Apache Beam Documentation
This section provides in-depth conceptual information and reference material for the Beam Model, SDKs, and Runners:
Learn about the Beam Programming Model and the concepts common to all Beam SDKs and Runners.
- The Programming Guide introduces all the key Beam concepts.
- Learn about Beam’s execution model to better understand how pipelines execute.
- Visit Additional Resources for some of our favorite articles and talks about Beam.
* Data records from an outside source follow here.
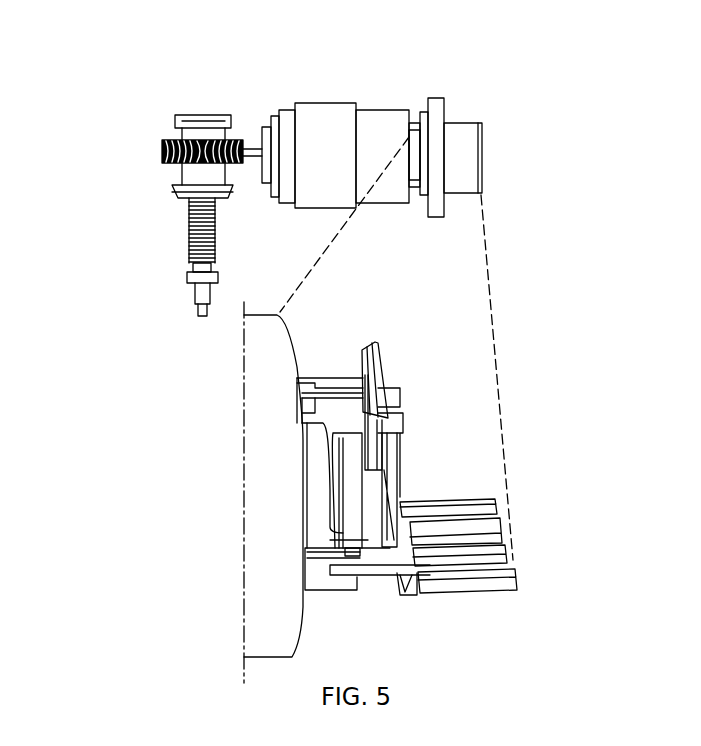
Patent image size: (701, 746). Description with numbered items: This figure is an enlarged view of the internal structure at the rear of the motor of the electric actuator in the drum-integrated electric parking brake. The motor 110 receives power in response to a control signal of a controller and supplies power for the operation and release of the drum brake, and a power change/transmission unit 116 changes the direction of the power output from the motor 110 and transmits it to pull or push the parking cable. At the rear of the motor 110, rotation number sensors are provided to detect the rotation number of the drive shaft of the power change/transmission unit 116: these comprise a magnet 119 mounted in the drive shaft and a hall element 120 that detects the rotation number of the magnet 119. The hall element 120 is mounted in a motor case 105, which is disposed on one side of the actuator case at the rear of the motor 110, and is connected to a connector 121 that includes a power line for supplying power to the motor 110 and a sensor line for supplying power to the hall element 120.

The motor case 105 is at (463, 130).
The motor 110 is at (382, 118).
The power change/transmission unit 116 is at (160, 212).
The magnet 119 is at (353, 555).
The hall element 120 is at (388, 328).
The connector 121 is at (433, 485).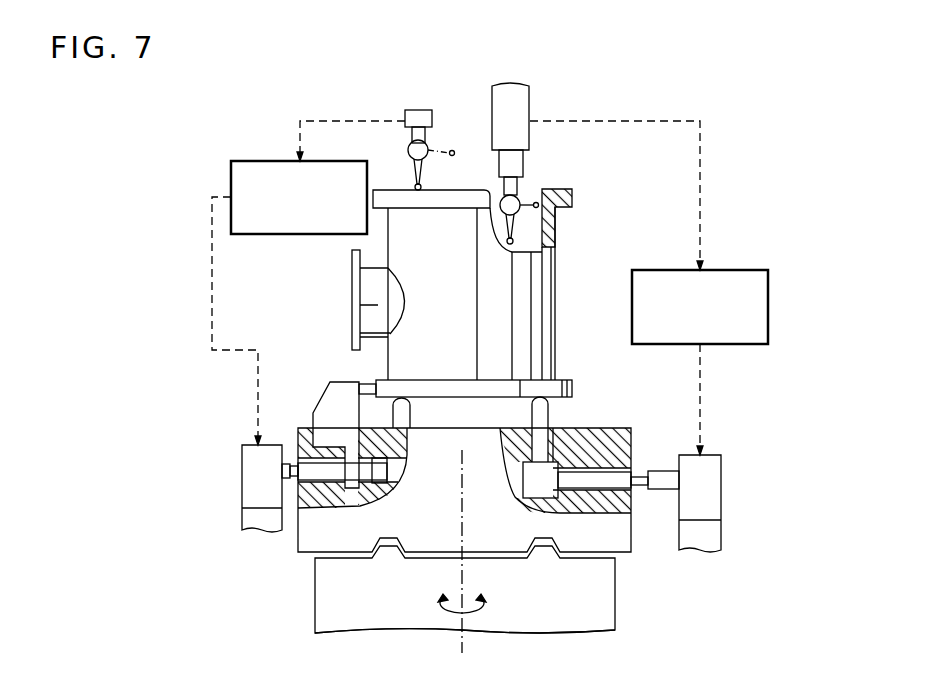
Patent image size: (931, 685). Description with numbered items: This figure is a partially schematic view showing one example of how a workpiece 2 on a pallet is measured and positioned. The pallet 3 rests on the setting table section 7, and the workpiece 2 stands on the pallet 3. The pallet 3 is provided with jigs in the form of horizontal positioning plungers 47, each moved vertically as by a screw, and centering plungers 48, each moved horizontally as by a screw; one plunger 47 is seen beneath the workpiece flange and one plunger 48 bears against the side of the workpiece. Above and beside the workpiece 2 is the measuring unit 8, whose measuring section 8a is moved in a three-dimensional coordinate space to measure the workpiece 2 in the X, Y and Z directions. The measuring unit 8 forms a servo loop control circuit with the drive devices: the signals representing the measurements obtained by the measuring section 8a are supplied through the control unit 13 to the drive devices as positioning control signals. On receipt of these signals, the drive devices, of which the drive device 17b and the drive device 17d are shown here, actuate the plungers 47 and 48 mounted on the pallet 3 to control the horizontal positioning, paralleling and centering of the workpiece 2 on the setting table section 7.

The workpiece 2 is at (568, 297).
The pallet 3 is at (413, 540).
The setting table section 7 is at (520, 635).
The measuring unit 8 is at (418, 110).
The measuring section 8a is at (445, 147).
The control unit 13 is at (269, 160).
The drive device 17b is at (722, 502).
The drive device 17d is at (242, 467).
The horizontal positioning plunger 47 is at (552, 413).
The centering plunger 48 is at (322, 397).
- Design Your Pipeline by planning your pipeline’s structure, choosing transforms to apply to your data, and determining your input and output methods.
- Create Your Pipeline using the classes in the Beam SDKs.
- Test Your Pipeline to minimize debugging a pipeline’s remote execution.
Find status and reference information on all of the available Beam SDKs.
A Beam Runner runs a Beam pipeline on a specific (often distributed) data processing system.
- DirectRunner: Runs locally on your machine – great for developing, testing, and debugging.
- ApexRunner: Runs on Apache Apex.
- FlinkRunner: Runs on Apache Flink.
- SparkRunner: Runs on Apache Spark.
- DataflowRunner: Runs on Google Cloud Dataflow, a fully managed service within Google Cloud Platform.
- GearpumpRunner: Runs on Apache Gearpump (incubating).
- SamzaRunner: Runs on Apache Samza.
Choosing a Runner
Beam is designed to enable pipelines to be portable across different runners. However, given every runner has different capabilities, they also have different abilities to implement the core concepts in the Beam model. The Capability Matrix provides a detailed comparison of runner functionality.
Once you have chosen which runner to use, see that runner’s page for more information about any initial runner-specific setup as well as any required or optional
PipelineOptions for configuring it’s execution. You may also want to refer back to the Quickstart for Java, Python or Go for instructions on executing the sample WordCount pipeline.